Ketika gebetan marah, lalu mendiamkan dan menganggapmu seolah tidak ada, dia sedang melakukan silent treatment terhadapmu.
Aksi diam ini bukan cuma terjadi di antara pasangan kekasih, melainkan juga bisa dilakukan oleh sahabat, rekan kerja, pasangan suami istri, keluarga, bahkan orang tua kepada anaknya.
Sikap apa yang ditunjukkan pelaku silent treatment?
Kalau masih belum yakin pernah mengalaminya atau tidak, baca dulu beberapa sikap yang mencirikan perlakuan ini.
Contoh sikap silent treatment:
- Tiba-tiba berhenti berdebat dan menjauh
- Memalingkan muka atau menghindari kontak mata
- Tidak merespons saat diajak bicara
- Diam seribu bahasa
- Menolak komunikasi dalam bentuk apa pun
- Mengabaikan dan sama sekali tidak peduli
Kenapa seseorang melakukan silent treatment?
Alasan atau penyebab silent treatment
Pada umumnya, seseorang melakukan aksi ini karena marah atau kecewa. Kemudian, dia ingin menunjukkan emosi itu secara tidak langsung.
Orang dengan kepribadian pasif biasanya melakukan silent treatment untuk menghindari konfrontasi. Sementara itu, orang yang berkepribadian agresif cenderung ingin mengontrol si target, “menghukum”, membuatnya merasa bersalah, atau balas dendam.
Meskipun begitu, bisa jadi pelaku tidak menyadari dampak yang dirasakan oleh targetnya. Apa saja dampak atau bahaya akibat silent treatment?
Dampak buruk dan bahaya silent treatment:
1. Memberikan rasa sakit
Ketika kita diabaikan atau dikucilkan, akan ada bagian otak kita yang aktif (Anterior Cingulate Cortex), sama seperti saat kita mengalami sakit fisik.

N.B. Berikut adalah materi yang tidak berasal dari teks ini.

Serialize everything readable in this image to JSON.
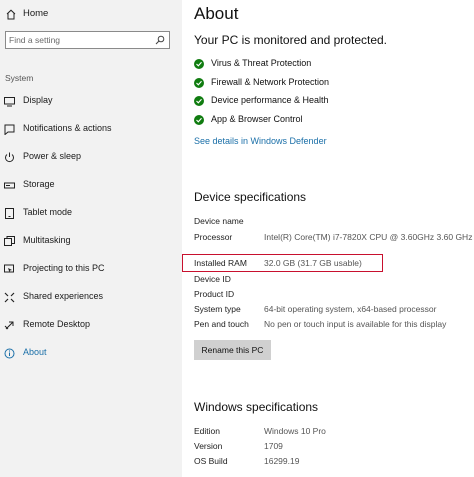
{
  "sidebar": {
    "home_label": "Home",
    "search_placeholder": "Find a setting",
    "section_header": "System",
    "items": [
      {
        "label": "Display",
        "icon": "display-icon"
      },
      {
        "label": "Notifications & actions",
        "icon": "notifications-icon"
      },
      {
        "label": "Power & sleep",
        "icon": "power-icon"
      },
      {
        "label": "Storage",
        "icon": "storage-icon"
      },
      {
        "label": "Tablet mode",
        "icon": "tablet-icon"
      },
      {
        "label": "Multitasking",
        "icon": "multitasking-icon"
      },
      {
        "label": "Projecting to this PC",
        "icon": "projecting-icon"
      },
      {
        "label": "Shared experiences",
        "icon": "shared-icon"
      },
      {
        "label": "Remote Desktop",
        "icon": "remote-desktop-icon"
      },
      {
        "label": "About",
        "icon": "info-icon",
        "active": true
      }
    ]
  },
  "main": {
    "title": "About",
    "protection": {
      "heading": "Your PC is monitored and protected.",
      "items": [
        "Virus & Threat Protection",
        "Firewall & Network Protection",
        "Device performance & Health",
        "App & Browser Control"
      ],
      "link": "See details in Windows Defender"
    },
    "device_specs": {
      "heading": "Device specifications",
      "rows": [
        {
          "key": "Device name",
          "value": ""
        },
        {
          "key": "Processor",
          "value": "Intel(R) Core(TM) i7-7820X CPU @ 3.60GHz   3.60 GHz"
        },
        {
          "key": "Installed RAM",
          "value": "32.0 GB (31.7 GB usable)"
        },
        {
          "key": "Device ID",
          "value": ""
        },
        {
          "key": "Product ID",
          "value": ""
        },
        {
          "key": "System type",
          "value": "64-bit operating system, x64-based processor"
        },
        {
          "key": "Pen and touch",
          "value": "No pen or touch input is available for this display"
        }
      ],
      "rename_button": "Rename this PC"
    },
    "windows_specs": {
      "heading": "Windows specifications",
      "rows": [
        {
          "key": "Edition",
          "value": "Windows 10 Pro"
        },
        {
          "key": "Version",
          "value": "1709"
        },
        {
          "key": "OS Build",
          "value": "16299.19"
        }
      ]
    }
  },
  "colors": {
    "accent": "#1a6fa8",
    "check_green": "#107c10",
    "highlight_red": "#c8102e",
    "sidebar_bg": "#f2f2f2"
  }
}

Pada anak-anak, hal ini bisa menghambat mereka untuk mencapai tumbuh kembang optimal.
2. Tidak menyelesaikan masalah
Silent treatment tidak efektif untuk menghentikan konflik. Kedua pihak bisa jadi saling menyalahkan, tetapi tidak mengutarakannya.

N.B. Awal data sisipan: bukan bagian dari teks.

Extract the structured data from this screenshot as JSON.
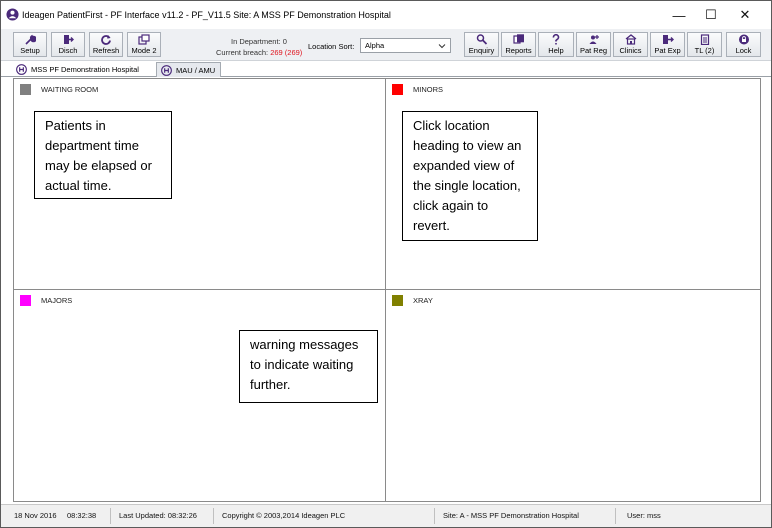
{
  "window": {
    "title": "Ideagen PatientFirst - PF Interface v11.2 - PF_V11.5 Site:  A    MSS PF  Demonstration  Hospital",
    "minimize_glyph": "—",
    "maximize_glyph": "☐",
    "close_glyph": "✕"
  },
  "toolbar": {
    "left_buttons": [
      {
        "label": "Setup",
        "icon": "wrench-icon"
      },
      {
        "label": "Disch",
        "icon": "discharge-icon"
      },
      {
        "label": "Refresh",
        "icon": "refresh-icon"
      },
      {
        "label": "Mode 2",
        "icon": "windows-icon"
      }
    ],
    "stats": {
      "in_department_label": "In Department: ",
      "in_department_value": "0",
      "current_breach_label": "Current breach: ",
      "current_breach_value": "269 (269)"
    },
    "location_sort": {
      "label": "Location Sort:",
      "value": "Alpha"
    },
    "right_buttons": [
      {
        "label": "Enquiry",
        "icon": "search-icon"
      },
      {
        "label": "Reports",
        "icon": "reports-icon"
      },
      {
        "label": "Help",
        "icon": "help-icon"
      },
      {
        "label": "Pat Reg",
        "icon": "patient-register-icon"
      },
      {
        "label": "Clinics",
        "icon": "clinic-icon"
      },
      {
        "label": "Pat Exp",
        "icon": "patient-export-icon"
      },
      {
        "label": "TL (2)",
        "icon": "task-list-icon"
      },
      {
        "label": "Lock",
        "icon": "lock-icon"
      }
    ]
  },
  "tabs": [
    {
      "label": "MSS PF  Demonstration  Hospital",
      "active": true
    },
    {
      "label": "MAU / AMU",
      "active": false
    }
  ],
  "locations": [
    {
      "name": "WAITING ROOM",
      "color": "#808080"
    },
    {
      "name": "MINORS",
      "color": "#ff0000"
    },
    {
      "name": "MAJORS",
      "color": "#ff00ff"
    },
    {
      "name": "XRAY",
      "color": "#808000"
    }
  ],
  "callouts": {
    "waiting": "Patients in department time may be elapsed or actual time.",
    "minors": "Click location heading to view an expanded view of the single location, click again to revert.",
    "majors": "warning messages to indicate waiting further."
  },
  "statusbar": {
    "date": "18 Nov 2016",
    "time": "08:32:38",
    "last_updated": "Last Updated: 08:32:26",
    "copyright": "Copyright © 2003,2014 Ideagen PLC",
    "site": "Site: A - MSS PF  Demonstration  Hospital",
    "user": "User: mss"
  },
  "colors": {
    "breach": "#e0141e",
    "icon_purple": "#4b2a7b"
  }
}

3. Bisa membahayakan pelaku
Untuk dapat melakukan silent treatment, mau tidak mau pelaku terus mempertahankan perasaan marah atau kecewanya. Emosi negatif yang terlalu lama dipelihara dapat menganggu keseimbangan hormon dan meningkatkan risiko penyakit, seperti jantung dan kanker.
4. Memicu masalah mental
Korban atau target yang menerima silent treatment dapat merasakan kebingungan, ketakutan, kecemasan, merasa rendah diri, tidak berharga, dan tidak dicintai. Jika perlakuan itu berulang atau terjadi dalam waktu yang lama, korban bisa stres, bahkan depresi.
5. Menghancurkan relasi
Silent treatment merenggangkan intimasi, merusak rasa percaya, hingga menimbulkan trauma untuk melanjutkan hubungan. Tak hanya itu, orang-orang sekitar dapat turut merasakan energi negatif dari relasi tak sehat ini. Mungkin saja mereka jadi khawatir akan menerima perlakuan yang sama.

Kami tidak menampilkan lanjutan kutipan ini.